- The Washington Times - Sunday, November 9, 2008

In Mechanic Master (for DS from Midway, $29.99), a player saves Earth as he builds contraptions. Through the barest of plots in this puzzle game, it’s up to a junior inventor to thwart an invasion of purple, blob-shaped aliens with fangs and rescue humans.

To solve the conundrums in the quickest time possible, he needs the wits of MacGyver to manipulate the Rube Goldberg-style collection of items at his disposal.

Equal to the slim story is the simplest of presentations for each puzzle. The DS screen typically offers a few pesky aliens, a couple of captives and a group of objects that are ready for the player to add items and make them come to life.

The puzzles can be as simple as moving a tennis ball to the right place to drop on an air canister and blow a bad guy off of a ramp to controlling the direction of a sweeping robot that drops a weight on an alien.

As players progress, the machine setups get more complicated and can involve connecting belts to gears, lighting flames of enemy spacecraft, manipulating steel balls with magnets and cutting lines with scissors.

The bottom touch screen is the player’s workshop as he grabs items from an inventory and moves them into position. Once everything is in place, click the green arrow and the machine turns on, revealing the inventor’s work.

If the aliens have not been eliminated from the area, the player can continue to tweak his work to get the desired result.

An underutilized top screen displays a small version of the full layout of the contraption being built and not much else. I would have loved a more elaborate animation of the scene in motion, complete with dispatching the aliens.

A second level of puzzles requires drawing on the DS screen and creating shapes and lines, with the help of items, to get rid of the aliens. Especially cool is drawing circles to teleport pieces around the screen. To add to the challenge, a power meter dictates the number and complexity of the shapes that can be drawn.

More than 100 levels are available, and the player can create his own puzzles with 120 slots to develop more working contraptions. These can be traded with friends who also own the game using the DS’ wireless mode.

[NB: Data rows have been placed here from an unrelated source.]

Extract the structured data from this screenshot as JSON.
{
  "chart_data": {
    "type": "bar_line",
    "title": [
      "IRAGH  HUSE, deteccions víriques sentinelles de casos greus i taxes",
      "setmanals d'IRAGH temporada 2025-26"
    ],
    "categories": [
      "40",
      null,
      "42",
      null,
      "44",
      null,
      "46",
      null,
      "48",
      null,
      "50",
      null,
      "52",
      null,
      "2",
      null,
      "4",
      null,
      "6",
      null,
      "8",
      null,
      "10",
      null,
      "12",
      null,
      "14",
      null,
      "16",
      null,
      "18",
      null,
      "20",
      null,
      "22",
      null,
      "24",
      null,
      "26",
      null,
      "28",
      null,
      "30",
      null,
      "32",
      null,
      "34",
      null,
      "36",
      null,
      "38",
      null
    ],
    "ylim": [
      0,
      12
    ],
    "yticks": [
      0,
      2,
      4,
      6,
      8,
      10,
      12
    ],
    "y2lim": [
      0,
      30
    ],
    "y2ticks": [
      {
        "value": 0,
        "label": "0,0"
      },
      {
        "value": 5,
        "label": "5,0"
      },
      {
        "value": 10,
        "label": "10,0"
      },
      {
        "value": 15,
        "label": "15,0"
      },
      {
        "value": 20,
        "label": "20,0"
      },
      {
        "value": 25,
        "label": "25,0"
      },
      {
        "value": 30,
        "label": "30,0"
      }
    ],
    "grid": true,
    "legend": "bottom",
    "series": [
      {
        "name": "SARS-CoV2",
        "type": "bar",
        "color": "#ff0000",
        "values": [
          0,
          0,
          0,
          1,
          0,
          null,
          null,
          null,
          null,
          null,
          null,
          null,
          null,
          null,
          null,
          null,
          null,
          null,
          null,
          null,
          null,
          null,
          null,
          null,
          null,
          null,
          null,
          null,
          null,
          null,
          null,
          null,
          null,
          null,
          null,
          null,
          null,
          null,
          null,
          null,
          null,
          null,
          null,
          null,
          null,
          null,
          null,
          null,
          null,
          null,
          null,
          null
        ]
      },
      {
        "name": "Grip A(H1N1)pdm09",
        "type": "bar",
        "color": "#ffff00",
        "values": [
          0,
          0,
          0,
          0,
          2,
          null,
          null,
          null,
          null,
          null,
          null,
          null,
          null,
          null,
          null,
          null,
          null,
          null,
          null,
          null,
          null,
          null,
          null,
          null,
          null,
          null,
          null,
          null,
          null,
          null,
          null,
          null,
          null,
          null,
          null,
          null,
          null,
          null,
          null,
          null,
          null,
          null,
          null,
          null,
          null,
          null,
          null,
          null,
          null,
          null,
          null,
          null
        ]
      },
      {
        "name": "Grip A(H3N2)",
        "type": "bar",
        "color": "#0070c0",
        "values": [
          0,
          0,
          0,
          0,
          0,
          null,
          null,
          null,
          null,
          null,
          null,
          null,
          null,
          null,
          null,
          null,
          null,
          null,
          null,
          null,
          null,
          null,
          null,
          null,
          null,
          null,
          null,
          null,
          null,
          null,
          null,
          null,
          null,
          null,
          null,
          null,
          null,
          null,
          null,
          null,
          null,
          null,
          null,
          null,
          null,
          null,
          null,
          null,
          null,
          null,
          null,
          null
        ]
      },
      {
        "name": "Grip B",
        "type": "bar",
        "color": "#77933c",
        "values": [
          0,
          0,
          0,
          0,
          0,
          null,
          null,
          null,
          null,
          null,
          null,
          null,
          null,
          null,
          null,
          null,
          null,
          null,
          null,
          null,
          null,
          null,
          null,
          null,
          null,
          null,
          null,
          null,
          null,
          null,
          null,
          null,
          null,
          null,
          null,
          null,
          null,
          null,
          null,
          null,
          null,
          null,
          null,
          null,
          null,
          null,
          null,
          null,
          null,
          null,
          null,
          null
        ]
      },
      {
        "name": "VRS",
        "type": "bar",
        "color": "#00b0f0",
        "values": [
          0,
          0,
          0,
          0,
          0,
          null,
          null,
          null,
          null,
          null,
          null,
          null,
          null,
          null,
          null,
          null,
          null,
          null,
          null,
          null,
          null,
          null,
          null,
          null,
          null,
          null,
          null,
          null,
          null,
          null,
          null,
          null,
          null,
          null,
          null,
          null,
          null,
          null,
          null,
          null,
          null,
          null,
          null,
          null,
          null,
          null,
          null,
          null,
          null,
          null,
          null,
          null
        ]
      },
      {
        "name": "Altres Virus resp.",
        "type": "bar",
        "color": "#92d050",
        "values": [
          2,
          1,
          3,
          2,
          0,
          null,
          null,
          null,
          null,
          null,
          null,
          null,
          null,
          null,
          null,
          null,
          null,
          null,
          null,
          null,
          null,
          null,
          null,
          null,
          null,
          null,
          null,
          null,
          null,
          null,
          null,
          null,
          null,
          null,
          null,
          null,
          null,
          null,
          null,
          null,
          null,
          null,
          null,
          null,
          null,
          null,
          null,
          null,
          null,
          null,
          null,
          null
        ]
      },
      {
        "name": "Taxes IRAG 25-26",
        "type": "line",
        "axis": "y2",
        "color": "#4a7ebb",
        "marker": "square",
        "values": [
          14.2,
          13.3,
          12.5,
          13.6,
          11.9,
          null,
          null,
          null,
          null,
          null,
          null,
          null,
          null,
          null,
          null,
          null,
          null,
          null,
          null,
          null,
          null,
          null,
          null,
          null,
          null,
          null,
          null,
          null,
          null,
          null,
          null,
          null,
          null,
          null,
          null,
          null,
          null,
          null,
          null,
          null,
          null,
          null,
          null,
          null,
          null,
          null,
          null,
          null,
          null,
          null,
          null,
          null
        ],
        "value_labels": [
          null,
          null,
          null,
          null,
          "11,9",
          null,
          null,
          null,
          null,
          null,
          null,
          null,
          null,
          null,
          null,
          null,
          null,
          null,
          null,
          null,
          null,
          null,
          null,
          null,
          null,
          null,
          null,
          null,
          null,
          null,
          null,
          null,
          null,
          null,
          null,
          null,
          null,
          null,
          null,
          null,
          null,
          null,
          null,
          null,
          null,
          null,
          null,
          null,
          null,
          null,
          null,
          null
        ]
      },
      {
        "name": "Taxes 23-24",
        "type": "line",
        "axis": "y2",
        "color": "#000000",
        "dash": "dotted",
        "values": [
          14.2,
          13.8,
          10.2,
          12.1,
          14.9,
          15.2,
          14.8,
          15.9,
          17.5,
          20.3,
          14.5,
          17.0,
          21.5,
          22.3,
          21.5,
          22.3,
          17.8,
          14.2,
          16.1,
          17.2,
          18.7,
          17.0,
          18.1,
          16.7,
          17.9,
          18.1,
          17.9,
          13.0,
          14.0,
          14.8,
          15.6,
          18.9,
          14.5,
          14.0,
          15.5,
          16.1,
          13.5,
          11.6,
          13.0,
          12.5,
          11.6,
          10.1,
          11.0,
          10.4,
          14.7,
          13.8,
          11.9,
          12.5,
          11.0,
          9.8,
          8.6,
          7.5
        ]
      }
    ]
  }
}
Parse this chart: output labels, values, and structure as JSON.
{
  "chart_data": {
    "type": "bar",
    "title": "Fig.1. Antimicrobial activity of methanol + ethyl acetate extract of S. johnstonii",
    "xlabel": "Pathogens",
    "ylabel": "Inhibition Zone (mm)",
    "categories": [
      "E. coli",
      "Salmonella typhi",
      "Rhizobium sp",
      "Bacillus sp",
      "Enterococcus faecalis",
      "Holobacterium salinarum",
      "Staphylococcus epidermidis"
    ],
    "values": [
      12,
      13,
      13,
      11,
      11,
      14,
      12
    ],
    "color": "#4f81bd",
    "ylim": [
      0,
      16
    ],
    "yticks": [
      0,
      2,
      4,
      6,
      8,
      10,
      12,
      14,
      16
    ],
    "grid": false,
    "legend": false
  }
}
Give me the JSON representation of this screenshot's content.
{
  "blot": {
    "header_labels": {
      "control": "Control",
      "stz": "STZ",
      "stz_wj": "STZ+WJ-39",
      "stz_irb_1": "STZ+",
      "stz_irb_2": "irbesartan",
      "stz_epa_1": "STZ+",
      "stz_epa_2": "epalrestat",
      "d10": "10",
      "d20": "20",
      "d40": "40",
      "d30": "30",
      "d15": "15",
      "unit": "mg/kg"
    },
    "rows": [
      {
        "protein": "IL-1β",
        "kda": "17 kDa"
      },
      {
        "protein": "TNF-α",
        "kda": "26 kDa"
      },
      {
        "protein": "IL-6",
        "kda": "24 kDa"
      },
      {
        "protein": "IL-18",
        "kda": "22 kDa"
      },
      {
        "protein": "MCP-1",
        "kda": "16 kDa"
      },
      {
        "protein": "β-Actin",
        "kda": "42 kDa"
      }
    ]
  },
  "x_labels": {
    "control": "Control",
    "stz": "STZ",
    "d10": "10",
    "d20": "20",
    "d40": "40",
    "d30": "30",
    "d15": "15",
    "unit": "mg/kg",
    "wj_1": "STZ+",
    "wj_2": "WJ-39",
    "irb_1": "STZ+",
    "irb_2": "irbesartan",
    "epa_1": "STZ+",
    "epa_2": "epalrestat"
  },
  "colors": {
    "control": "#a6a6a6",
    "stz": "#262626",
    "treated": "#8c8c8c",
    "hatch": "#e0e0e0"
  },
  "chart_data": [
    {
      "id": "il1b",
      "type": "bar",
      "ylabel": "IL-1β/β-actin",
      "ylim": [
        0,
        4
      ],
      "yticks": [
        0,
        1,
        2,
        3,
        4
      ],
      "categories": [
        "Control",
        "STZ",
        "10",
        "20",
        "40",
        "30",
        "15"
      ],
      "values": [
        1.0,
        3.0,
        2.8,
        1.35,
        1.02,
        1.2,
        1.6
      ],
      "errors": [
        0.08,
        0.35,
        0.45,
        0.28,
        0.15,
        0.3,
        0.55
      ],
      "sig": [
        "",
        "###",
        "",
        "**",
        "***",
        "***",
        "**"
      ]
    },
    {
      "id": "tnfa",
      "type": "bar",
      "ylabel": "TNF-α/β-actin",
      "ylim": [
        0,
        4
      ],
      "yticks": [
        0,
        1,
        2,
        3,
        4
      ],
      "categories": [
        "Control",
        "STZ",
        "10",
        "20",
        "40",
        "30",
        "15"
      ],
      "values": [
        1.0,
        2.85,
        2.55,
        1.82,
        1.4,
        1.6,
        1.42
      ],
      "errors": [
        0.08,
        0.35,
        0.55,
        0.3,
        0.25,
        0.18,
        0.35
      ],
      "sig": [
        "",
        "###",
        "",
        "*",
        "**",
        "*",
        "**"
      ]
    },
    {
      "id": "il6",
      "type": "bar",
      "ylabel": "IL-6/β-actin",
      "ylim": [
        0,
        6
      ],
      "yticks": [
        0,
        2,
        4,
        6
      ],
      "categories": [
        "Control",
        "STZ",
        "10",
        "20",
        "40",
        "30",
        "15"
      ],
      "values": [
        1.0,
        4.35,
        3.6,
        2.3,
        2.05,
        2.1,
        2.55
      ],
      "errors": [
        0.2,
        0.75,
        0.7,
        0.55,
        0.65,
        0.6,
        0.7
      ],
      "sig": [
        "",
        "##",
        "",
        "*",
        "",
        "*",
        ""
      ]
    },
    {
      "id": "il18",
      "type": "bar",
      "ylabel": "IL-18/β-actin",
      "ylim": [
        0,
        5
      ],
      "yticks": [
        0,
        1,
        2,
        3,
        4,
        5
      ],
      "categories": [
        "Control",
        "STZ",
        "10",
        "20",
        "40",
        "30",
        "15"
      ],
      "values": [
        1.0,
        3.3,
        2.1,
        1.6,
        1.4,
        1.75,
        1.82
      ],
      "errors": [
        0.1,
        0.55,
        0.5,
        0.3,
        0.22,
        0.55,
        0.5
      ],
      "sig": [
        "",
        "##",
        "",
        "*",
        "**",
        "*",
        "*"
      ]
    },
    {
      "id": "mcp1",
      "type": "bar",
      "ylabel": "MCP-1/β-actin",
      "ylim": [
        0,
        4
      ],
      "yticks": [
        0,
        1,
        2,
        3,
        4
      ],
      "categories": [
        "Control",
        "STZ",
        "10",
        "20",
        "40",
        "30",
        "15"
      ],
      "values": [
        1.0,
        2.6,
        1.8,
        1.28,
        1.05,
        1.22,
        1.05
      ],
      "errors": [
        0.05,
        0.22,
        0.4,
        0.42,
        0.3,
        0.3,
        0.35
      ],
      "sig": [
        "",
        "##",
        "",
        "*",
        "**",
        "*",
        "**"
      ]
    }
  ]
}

Learning time: The honing of logic, decision-making and problem-solving skills makes the game a perfect choice for the creative youngster intrigued by puzzles. Clever parents also can tie in some lessons on the physical sciences as well as talk about the legend of cartoonist Rube Goldberg and his wacky machines.

Age range: Most tweens and teens will get a kick out of the variety of conundrums that get pretty challenging, but younger players may get easily frustrated. Although I loved the brain exercises, defeating the aliens and freeing humans will not be enough action to inspire more seasoned gamers.

Final advice: Mechanic Master is not the prettiest or most innovative puzzler out there, but it provides a satisfying casual gaming experience.